意思也很明顯,確實艾德蒙是韋恩家族的先祖,可兩人根本就不熟,那又能有什麼好說的?
如此直觀的例子,讓小戴只能抿住嘴巴,她確實也和蓋亞沒啥話題,儘管那位嚴格來說也是自己的祖先來着。
“今天的神速力位面很清淨啊,裡面啥都沒有。”面孔向後以倒車方式前進的死侍發出了感慨,他的肩膀被這兩人捏得有點疼,得分散注意力說點啥:“你們也別光顧着說話,幫忙看着點前面的路,要是跑錯了我可不負責,這是人家的第一次,第一次跑進神速力位面呢,腳底板的雞眼都要爆漿了。”
蝙蝠俠和女俠都不說話了,因爲死侍總是能把一些噁心的事情摻和到正事裡面說,讓人實在是不知道做什麼表情。
不過沉默只是持續了很短的一小會,因爲在前方的跑道上,蝙蝠俠看到了一些不同尋常的東西,儘管他不是極速者,但對於神速力位面的一些規則還是清楚的。
比如說不能在‘跑道’這個平面上蝶泳。
“有情況。”他這說着,空出來的那隻手摸了個蝙蝠鏢出來:“又是一羣紅毛的怪物,簇擁着一個人型生物。”
他不說那是人,只說人型生物,言外之意是必要時可以殺掉。
“我也看到了。”戴安娜說,其實她的動態視力比同伴更強,畢竟是半神之軀。
也就是這時,越過前方這些古怪生物的頭頂,蝙蝠又看到了更前方在狂奔中的巴里和傑尹,他們倆人似乎在逃命。
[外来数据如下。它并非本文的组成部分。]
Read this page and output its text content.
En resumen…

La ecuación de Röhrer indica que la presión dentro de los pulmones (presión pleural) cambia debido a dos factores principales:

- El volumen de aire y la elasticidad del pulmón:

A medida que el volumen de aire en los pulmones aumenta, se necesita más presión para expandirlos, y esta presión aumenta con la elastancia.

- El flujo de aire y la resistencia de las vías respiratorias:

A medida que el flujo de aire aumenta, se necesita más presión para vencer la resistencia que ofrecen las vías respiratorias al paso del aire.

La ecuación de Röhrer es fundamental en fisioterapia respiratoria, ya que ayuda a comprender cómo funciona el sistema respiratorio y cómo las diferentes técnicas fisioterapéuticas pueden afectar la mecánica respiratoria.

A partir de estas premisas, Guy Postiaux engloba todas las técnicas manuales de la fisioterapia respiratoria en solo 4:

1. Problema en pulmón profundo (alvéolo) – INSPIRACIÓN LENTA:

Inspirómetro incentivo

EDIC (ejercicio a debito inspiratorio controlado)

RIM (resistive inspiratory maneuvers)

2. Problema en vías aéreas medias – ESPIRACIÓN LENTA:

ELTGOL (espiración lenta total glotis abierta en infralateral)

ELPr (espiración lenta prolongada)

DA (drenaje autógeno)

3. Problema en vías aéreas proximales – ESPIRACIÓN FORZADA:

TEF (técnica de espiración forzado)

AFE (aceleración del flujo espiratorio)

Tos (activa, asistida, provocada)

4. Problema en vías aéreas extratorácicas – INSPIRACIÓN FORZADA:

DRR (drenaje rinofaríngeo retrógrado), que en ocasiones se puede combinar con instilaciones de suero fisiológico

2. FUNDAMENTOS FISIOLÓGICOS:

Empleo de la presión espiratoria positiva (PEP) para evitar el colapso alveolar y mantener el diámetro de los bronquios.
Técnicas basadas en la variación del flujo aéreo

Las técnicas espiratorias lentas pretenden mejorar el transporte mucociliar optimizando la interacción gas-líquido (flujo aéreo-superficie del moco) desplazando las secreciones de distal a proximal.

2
於是黑暗騎士立刻有了判斷,那就是夾在己方中間的這人肯定是敵人,他在驅使怪物追殺兩個閃電俠,這理由就足夠出手了。
“準備消滅它們,女俠。”雖然不清楚那些是什麼生物,可蝙蝠知道戴安娜更有騎馬打仗的經驗,現在兩人抓着死侍搭車,就像是一隻手抓着繮繩一樣。
“明白,韋德,往左偏一點......不,你那是右,你背對着敵人,方向應該是反着來纔對。”她給坐騎下令,調整出手的角度,她是右撇子,既然是要殺人,肯定要選擇慣用手。
“哦,抱歉,我的錯。”死侍立刻調整,他還嬌俏地吐了一下舌頭,幸虧沒人看到這‘可愛’的一幕:“我過去一直對小左和小右一視同仁,我愛它們兩個是一樣的,因此我有點左右不分,但它們都是我的翅膀啊!”